Aux prises avec une baisse de fréquentation importante et des infrastructures désuètes, le camping du lac Philippe, dont le design remonte aux années 1960, a grand besoin d'être modernisé. Pour les membres du conseil d'administration de la Commission de la capitale nationale (CCN), par contre, le projet de modernisation de 6 millions $ proposé par la direction pour soulève trop de questions.

Certains membres du conseil de la CCN jugent que la facture est trop salée, et remettent en question la pertinence pour la CCN d'être impliquée dans un camping dans le parc. Le vote sur l'approbation des grandes orientations du projet, qui devait avoir lieu le mois dernier, a donc été reporté à une date ultérieure.

Pour le maire de La Pêche et préfet de la MRC des Collines-de-l'Outaouais, Robert Bussière, la modernisation du camping du lac Philippe est nécessaire pour le développement économique et touristique de la région. Il remet en question l'hésitation du conseil d'administration de la CCN d'investir dans cet attrait touristique important, alors que l'investissement serait récupéré en l'espace de 12 à 18 ans, avec les nouveaux revenus générés, selon les documents de la société d'État.

«Le camping du lac Philippe est désuet et a besoin d'investissements, car les clients veulent un camping avec de nouveaux attraits et des services comme on retrouve ailleurs. Si on veut attirer des touristes, il faut investir.
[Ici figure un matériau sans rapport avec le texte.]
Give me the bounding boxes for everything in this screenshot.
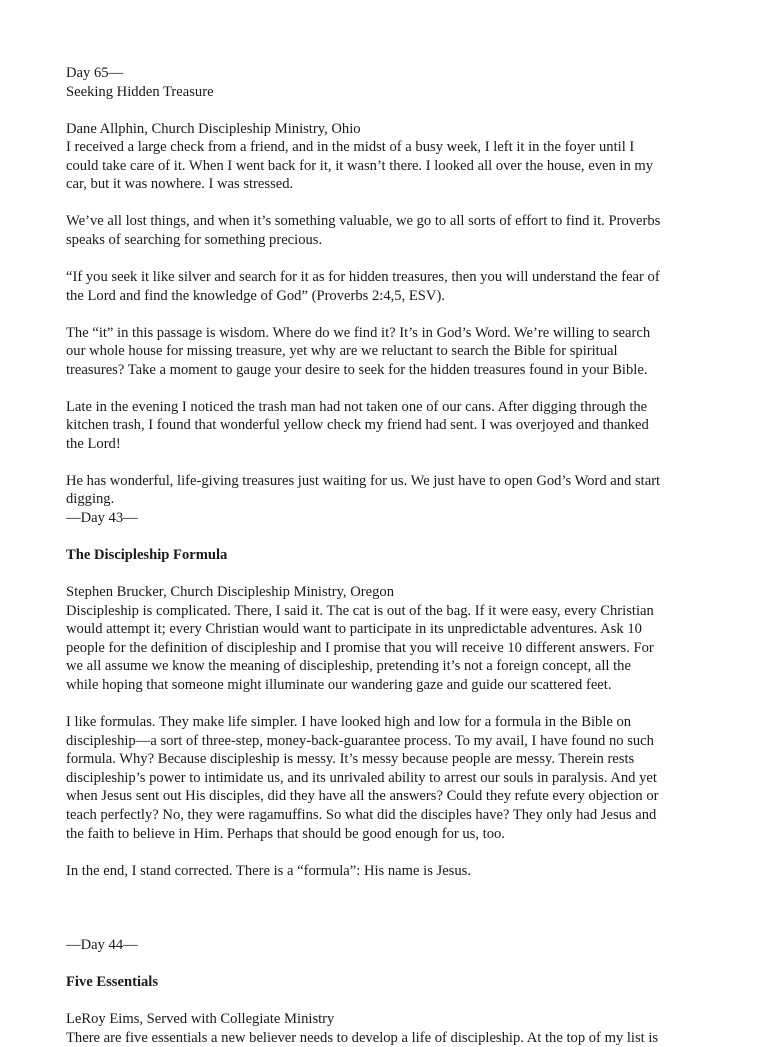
text-line: people for the definition of discipleship and I promise that you will receive 10 different answers. For xyxy=(66,639,654,656)
text-line: kitchen trash, I found that wonderful yellow check my friend had sent. I was overjoyed and thanked xyxy=(66,417,649,434)
text-line: He has wonderful, life-giving treasures just waiting for us. We just have to open God’s Word and start xyxy=(66,472,661,489)
text-line: the Lord! xyxy=(66,435,121,452)
text-line: our whole house for missing treasure, yet why are we reluctant to search the Bible for spiritual xyxy=(66,343,618,360)
text-line: we all assume we know the meaning of discipleship, pretending it’s not a foreign concept, all the xyxy=(66,658,631,675)
text-line: I received a large check from a friend, and in the midst of a busy week, I left it in the foyer until I xyxy=(66,139,635,156)
scripture-quote xyxy=(66,268,706,305)
day-heading xyxy=(66,64,706,101)
day-label: —Day 44— xyxy=(66,937,138,954)
text-line: Discipleship is complicated. There, I said it. The cat is out of the bag. If it were easy, every Christian xyxy=(66,602,654,619)
paragraph xyxy=(66,1029,706,1047)
text-line: There are five essentials a new believer needs to develop a life of discipleship. At the top of my list is xyxy=(66,1029,659,1046)
devotional-title: Five Essentials xyxy=(66,974,159,991)
text-line: discipleship’s power to intimidate us, and its unrivaled ability to arrest our souls in paralysis. And yet xyxy=(66,769,657,786)
text-line: In the end, I stand corrected. There is a “formula”: His name is Jesus. xyxy=(66,862,471,879)
text-line: formula. Why? Because discipleship is messy. It’s messy because people are messy. Therein rests xyxy=(66,751,635,768)
devotional-day-43 xyxy=(66,509,706,880)
text-line: the faith to believe in Him. Perhaps that should be good enough for us, too. xyxy=(66,825,505,842)
paragraph xyxy=(66,713,706,843)
text-line: discipleship—a sort of three-step, money-back-guarantee process. To my avail, I have found no such xyxy=(66,732,654,749)
text-line: teach perfectly? No, they were ragamuffins. So what did the disciples have? They only had Jesus and xyxy=(66,806,657,823)
text-line: We’ve all lost things, and when it’s something valuable, we go to all sorts of effort to find it. Proverbs xyxy=(66,213,661,230)
paragraph xyxy=(66,398,706,454)
paragraph xyxy=(66,324,706,380)
devotional-day-65 xyxy=(66,64,706,509)
devotional-title: Seeking Hidden Treasure xyxy=(66,83,214,100)
day-label: —Day 43— xyxy=(66,510,138,527)
devotional-day-44 xyxy=(66,936,706,1047)
text-line: speaks of searching for something precious. xyxy=(66,231,323,248)
document-page xyxy=(66,64,706,1047)
text-line: when Jesus sent out His disciples, did they have all the answers? Could they refute every objection or xyxy=(66,788,659,805)
text-line: The “it” in this passage is wisdom. Where do we find it? It’s in God’s Word. We’re willing to search xyxy=(66,324,651,341)
text-line: I like formulas. They make life simpler. I have looked high and low for a formula in the Bible on xyxy=(66,713,632,730)
text-line: car, but it was nowhere. I was stressed. xyxy=(66,176,294,193)
paragraph xyxy=(66,212,706,249)
text-line: “If you seek it like silver and search for it as for hidden treasures, then you will understand the fear of xyxy=(66,268,660,285)
text-line: while hoping that someone might illuminate our wandering gaze and guide our scattered feet. xyxy=(66,676,612,693)
text-line: treasures? Take a moment to gauge your desire to seek for the hidden treasures found in your Bible. xyxy=(66,361,648,378)
author-line: Dane Allphin, Church Discipleship Ministry, Ohio xyxy=(66,120,361,137)
paragraph xyxy=(66,862,706,881)
text-line: would attempt it; every Christian would want to participate in its unpredictable adventures. Ask 10 xyxy=(66,621,642,638)
text-line: the Lord and find the knowledge of God” (Proverbs 2:4,5, ESV). xyxy=(66,287,445,304)
text-line: could take care of it. When I went back for it, it wasn’t there. I looked all over the house, even in my xyxy=(66,157,654,174)
author-line: Stephen Brucker, Church Discipleship Ministry, Oregon xyxy=(66,584,394,600)
author-line: LeRoy Eims, Served with Collegiate Ministry xyxy=(66,1011,335,1028)
paragraph xyxy=(66,602,706,695)
paragraph xyxy=(66,472,706,509)
text-line: Late in the evening I noticed the trash man had not taken one of our cans. After digging through the xyxy=(66,398,648,415)
text-line: digging. xyxy=(66,491,115,508)
day-label: Day 65— xyxy=(66,65,124,81)
devotional-title: The Discipleship Formula xyxy=(66,547,228,564)
paragraph xyxy=(66,138,706,194)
Et plus on attend, plus ça va coûter cher. Quand tu viens d'ailleurs, comme certains membres du conseil d'administration de la CCN, tu ne peux connaître les besoins d'une région où tu n'habites pas. Moi, je ne connais pas les besoins de Vancouver», a expliqué le maire Bussière.

Lors de la présentation au conseil, les responsables de la CCN ont expliqué qu'au cours des quatre dernières années, le camping a connu une baisse de fréquentation estivale de plus de 20%, surtout pour le secteur réservé aux tentes et tentes-roulottes. Plusieurs infrastructures, comme le dépanneur, sont à la fin de leur cycle de vie.
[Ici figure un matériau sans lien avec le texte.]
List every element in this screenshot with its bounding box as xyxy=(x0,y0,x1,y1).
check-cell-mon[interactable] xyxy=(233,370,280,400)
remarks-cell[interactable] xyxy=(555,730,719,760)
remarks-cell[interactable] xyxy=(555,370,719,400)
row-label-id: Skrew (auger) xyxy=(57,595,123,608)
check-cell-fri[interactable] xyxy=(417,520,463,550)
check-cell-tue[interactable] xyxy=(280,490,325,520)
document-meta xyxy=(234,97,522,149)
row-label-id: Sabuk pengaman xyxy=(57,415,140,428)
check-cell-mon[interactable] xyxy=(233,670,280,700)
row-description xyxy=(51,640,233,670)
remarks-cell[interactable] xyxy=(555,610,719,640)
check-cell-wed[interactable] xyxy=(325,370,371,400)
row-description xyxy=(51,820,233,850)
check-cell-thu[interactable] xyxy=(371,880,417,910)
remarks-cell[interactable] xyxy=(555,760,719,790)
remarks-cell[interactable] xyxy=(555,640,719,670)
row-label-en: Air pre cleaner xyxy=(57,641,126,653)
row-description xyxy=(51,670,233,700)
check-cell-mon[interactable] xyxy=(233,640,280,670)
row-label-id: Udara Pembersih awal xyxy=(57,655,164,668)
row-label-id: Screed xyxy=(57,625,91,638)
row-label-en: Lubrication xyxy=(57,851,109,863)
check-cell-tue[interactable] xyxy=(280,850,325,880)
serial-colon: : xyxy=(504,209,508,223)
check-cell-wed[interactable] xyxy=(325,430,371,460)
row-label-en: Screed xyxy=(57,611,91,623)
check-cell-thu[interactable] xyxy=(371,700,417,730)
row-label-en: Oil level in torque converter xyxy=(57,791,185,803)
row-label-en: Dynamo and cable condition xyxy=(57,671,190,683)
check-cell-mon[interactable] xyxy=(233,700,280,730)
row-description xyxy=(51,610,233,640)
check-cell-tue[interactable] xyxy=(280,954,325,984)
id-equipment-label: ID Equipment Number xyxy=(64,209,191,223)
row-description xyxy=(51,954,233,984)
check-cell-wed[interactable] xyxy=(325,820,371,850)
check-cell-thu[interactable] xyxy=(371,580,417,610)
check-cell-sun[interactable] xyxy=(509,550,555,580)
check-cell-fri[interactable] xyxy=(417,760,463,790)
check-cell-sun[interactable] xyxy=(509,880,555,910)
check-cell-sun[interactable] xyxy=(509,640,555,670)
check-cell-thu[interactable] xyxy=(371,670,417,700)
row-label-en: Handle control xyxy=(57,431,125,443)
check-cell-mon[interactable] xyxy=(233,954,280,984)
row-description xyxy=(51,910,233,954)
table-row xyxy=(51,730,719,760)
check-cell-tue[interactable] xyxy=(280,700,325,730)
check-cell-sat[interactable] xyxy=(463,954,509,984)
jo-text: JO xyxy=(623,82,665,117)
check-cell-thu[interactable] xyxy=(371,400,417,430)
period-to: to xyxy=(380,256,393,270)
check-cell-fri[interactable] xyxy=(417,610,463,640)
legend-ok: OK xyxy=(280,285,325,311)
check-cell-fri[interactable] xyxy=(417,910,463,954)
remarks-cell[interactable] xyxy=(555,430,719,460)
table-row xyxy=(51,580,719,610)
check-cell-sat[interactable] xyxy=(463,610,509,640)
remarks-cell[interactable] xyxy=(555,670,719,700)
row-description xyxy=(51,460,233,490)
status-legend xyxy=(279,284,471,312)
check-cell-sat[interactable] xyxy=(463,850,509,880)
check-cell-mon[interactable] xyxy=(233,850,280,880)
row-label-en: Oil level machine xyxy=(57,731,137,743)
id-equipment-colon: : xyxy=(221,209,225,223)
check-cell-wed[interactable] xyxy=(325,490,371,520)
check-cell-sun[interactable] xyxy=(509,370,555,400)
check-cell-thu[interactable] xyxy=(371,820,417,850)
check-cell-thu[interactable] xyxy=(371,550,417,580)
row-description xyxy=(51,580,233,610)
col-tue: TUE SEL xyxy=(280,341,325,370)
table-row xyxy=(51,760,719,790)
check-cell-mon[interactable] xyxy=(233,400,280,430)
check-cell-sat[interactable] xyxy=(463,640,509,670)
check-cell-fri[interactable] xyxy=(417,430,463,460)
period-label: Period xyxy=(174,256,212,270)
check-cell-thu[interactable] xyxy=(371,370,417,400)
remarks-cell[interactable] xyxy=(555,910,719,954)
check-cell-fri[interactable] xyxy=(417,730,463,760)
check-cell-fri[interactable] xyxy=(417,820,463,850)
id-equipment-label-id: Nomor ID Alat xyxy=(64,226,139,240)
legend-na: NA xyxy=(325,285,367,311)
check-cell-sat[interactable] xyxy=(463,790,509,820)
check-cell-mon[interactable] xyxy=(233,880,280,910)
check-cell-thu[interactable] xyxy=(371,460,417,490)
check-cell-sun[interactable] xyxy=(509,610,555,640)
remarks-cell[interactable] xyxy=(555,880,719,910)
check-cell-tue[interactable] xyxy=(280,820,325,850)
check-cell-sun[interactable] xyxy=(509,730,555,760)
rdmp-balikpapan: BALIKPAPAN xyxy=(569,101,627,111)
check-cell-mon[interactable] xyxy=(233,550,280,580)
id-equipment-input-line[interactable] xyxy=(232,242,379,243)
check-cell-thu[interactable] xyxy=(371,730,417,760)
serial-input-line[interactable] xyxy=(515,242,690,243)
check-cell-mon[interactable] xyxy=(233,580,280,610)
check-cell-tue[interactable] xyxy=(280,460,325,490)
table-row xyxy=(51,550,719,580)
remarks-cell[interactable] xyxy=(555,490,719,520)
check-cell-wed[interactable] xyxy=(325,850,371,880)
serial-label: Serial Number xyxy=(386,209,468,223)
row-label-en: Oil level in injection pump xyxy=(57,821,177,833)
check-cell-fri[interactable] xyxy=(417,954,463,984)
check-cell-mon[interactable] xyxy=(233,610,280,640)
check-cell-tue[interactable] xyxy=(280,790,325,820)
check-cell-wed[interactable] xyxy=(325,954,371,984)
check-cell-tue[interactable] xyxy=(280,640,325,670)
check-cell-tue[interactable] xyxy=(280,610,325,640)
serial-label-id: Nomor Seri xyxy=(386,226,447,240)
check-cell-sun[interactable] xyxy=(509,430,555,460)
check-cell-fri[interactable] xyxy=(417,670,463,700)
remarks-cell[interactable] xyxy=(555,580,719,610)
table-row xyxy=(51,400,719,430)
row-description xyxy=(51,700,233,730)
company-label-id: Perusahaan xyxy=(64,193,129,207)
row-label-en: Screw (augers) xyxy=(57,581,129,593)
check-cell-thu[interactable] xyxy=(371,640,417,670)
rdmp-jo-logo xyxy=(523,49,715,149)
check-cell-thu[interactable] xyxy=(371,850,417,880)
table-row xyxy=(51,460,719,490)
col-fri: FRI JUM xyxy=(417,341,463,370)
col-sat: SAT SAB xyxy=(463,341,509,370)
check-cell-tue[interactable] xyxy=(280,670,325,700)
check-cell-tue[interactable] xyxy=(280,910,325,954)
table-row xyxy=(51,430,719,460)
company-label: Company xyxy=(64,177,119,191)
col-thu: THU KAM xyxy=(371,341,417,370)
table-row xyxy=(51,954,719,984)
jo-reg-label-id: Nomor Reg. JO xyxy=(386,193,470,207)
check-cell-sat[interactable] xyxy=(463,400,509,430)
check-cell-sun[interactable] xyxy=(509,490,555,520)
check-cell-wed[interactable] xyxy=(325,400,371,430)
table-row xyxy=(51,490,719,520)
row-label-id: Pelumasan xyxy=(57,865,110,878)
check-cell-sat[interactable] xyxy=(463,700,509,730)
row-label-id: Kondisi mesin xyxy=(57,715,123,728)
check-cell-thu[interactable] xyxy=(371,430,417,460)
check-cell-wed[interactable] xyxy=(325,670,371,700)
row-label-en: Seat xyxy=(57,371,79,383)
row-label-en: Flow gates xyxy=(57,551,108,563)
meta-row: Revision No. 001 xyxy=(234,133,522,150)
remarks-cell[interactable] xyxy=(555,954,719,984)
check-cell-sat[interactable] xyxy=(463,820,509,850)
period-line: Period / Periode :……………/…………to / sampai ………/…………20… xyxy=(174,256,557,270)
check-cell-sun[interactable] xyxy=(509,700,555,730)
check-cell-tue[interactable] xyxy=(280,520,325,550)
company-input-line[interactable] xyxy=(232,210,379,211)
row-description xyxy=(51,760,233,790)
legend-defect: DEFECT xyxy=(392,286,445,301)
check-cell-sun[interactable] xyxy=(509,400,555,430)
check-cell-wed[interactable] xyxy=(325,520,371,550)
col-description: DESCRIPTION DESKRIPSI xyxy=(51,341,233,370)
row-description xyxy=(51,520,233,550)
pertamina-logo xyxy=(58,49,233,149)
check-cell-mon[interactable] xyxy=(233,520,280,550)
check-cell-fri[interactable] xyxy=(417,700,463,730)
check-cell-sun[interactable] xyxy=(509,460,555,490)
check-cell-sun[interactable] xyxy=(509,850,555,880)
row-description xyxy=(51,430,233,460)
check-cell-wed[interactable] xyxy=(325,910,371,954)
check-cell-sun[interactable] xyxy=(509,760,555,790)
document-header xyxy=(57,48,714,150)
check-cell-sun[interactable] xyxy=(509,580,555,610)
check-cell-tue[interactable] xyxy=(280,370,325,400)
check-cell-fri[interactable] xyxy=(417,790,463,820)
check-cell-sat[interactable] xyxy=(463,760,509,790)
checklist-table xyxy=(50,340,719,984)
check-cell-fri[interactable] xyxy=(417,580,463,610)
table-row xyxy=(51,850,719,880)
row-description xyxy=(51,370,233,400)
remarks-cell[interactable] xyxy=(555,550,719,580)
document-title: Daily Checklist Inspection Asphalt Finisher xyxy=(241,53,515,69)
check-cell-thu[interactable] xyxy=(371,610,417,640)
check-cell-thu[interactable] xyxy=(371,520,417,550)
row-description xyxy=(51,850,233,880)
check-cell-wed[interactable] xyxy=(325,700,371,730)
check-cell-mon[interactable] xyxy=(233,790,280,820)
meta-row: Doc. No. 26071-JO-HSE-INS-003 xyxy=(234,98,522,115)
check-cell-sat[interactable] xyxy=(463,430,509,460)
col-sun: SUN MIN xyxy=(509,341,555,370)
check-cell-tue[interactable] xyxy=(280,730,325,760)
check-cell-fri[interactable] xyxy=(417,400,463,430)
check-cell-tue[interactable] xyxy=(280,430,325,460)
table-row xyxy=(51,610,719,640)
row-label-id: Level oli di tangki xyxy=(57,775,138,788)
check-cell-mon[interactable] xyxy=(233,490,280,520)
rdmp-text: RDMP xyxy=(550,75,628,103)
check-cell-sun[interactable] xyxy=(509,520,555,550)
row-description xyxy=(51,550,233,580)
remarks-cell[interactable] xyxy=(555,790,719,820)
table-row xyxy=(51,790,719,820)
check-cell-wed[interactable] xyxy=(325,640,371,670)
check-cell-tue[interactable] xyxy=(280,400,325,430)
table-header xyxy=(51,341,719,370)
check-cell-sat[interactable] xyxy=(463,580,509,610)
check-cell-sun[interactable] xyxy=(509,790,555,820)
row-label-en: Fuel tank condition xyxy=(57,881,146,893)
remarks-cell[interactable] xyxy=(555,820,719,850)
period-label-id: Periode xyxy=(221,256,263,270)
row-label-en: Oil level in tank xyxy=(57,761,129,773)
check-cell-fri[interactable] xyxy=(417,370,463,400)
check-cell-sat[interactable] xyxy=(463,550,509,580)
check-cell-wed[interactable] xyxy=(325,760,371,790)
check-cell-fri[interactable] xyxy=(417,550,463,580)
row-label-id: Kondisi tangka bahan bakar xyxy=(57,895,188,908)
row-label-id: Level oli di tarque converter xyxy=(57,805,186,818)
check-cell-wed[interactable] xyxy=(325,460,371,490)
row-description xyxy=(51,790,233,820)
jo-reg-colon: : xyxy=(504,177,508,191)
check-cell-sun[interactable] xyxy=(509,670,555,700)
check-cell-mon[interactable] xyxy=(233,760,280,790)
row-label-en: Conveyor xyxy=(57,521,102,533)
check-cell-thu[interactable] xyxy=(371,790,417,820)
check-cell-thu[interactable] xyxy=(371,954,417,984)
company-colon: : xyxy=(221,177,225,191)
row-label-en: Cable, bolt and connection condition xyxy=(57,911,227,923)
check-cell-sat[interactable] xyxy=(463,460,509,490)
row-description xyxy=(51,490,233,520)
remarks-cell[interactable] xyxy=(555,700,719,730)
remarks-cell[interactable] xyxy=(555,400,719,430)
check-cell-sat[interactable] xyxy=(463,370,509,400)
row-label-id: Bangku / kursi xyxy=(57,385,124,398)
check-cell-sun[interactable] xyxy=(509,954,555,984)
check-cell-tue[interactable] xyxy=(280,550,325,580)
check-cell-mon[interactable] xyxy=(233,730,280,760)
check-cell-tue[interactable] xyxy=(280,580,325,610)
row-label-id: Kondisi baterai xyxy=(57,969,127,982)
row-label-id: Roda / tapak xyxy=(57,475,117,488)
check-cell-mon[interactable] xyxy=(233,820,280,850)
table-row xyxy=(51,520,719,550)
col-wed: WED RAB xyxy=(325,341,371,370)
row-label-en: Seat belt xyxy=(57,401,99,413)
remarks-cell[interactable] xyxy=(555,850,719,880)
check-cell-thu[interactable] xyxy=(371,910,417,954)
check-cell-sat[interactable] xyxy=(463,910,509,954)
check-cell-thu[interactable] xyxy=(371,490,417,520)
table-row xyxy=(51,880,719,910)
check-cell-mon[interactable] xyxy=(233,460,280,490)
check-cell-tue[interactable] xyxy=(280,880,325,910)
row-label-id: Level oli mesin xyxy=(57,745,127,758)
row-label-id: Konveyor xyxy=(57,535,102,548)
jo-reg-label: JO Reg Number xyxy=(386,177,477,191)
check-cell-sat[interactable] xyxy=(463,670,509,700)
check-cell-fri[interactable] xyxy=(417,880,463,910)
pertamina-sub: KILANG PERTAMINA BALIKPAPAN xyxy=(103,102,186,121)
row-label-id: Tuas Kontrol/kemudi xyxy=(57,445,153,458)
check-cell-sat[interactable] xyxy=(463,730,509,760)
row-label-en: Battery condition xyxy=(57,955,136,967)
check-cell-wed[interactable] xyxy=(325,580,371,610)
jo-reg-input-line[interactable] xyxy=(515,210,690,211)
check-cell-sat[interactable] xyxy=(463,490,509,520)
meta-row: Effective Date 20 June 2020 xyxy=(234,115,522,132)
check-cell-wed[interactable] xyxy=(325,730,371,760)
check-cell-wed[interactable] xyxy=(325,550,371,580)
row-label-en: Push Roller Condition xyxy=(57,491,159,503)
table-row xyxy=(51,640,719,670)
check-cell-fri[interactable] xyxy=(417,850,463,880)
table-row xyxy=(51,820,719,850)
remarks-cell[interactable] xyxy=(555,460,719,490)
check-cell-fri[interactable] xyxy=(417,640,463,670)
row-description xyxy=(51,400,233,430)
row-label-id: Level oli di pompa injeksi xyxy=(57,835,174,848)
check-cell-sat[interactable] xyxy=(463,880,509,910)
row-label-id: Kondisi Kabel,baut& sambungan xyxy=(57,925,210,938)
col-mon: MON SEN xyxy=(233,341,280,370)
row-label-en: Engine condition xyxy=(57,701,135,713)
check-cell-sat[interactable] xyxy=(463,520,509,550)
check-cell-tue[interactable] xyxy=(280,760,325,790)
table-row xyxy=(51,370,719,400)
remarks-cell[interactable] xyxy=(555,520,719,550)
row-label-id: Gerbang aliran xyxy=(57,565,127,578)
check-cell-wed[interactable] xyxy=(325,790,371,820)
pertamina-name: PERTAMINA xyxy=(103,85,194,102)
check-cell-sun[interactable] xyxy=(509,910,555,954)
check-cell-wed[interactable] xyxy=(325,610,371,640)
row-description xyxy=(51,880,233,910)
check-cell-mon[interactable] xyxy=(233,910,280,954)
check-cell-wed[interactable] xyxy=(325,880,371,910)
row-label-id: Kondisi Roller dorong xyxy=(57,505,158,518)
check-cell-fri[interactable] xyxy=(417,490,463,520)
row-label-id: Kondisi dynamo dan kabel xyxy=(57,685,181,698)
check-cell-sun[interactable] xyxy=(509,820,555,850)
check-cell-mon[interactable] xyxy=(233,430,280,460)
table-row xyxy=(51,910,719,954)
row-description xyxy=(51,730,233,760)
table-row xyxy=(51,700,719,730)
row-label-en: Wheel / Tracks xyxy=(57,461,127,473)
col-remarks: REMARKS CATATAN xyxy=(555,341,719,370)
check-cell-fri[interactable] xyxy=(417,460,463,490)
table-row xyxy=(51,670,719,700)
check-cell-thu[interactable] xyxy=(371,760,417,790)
 Le camping ne répond plus à la nouvelle tendance pour augmenter le niveau de confort des campeurs. La durée des séjours est limitée par l'absence d'emplacements adaptés aux véhicules récréatifs offrant l'électricité et l'eau courante. 

Le plan proposé visait à équiper près de la moitié des emplacements de camping avec l'électricité et l'eau, ajouter 10 à 15 prêts-à-camper, été comme hiver, et la construction d'un bâtiment central où seraient regroupés le dépanneur, un abri pour les campeurs et un centre de location d'équipements. L'aménagement paysager serait refait pour accueillir plus de véhicules récréatifs et créer davantage d'intimité pour les campeurs. Enfin, la mise en marché du camping devrait être refaite, en ciblant des clientèles cibles.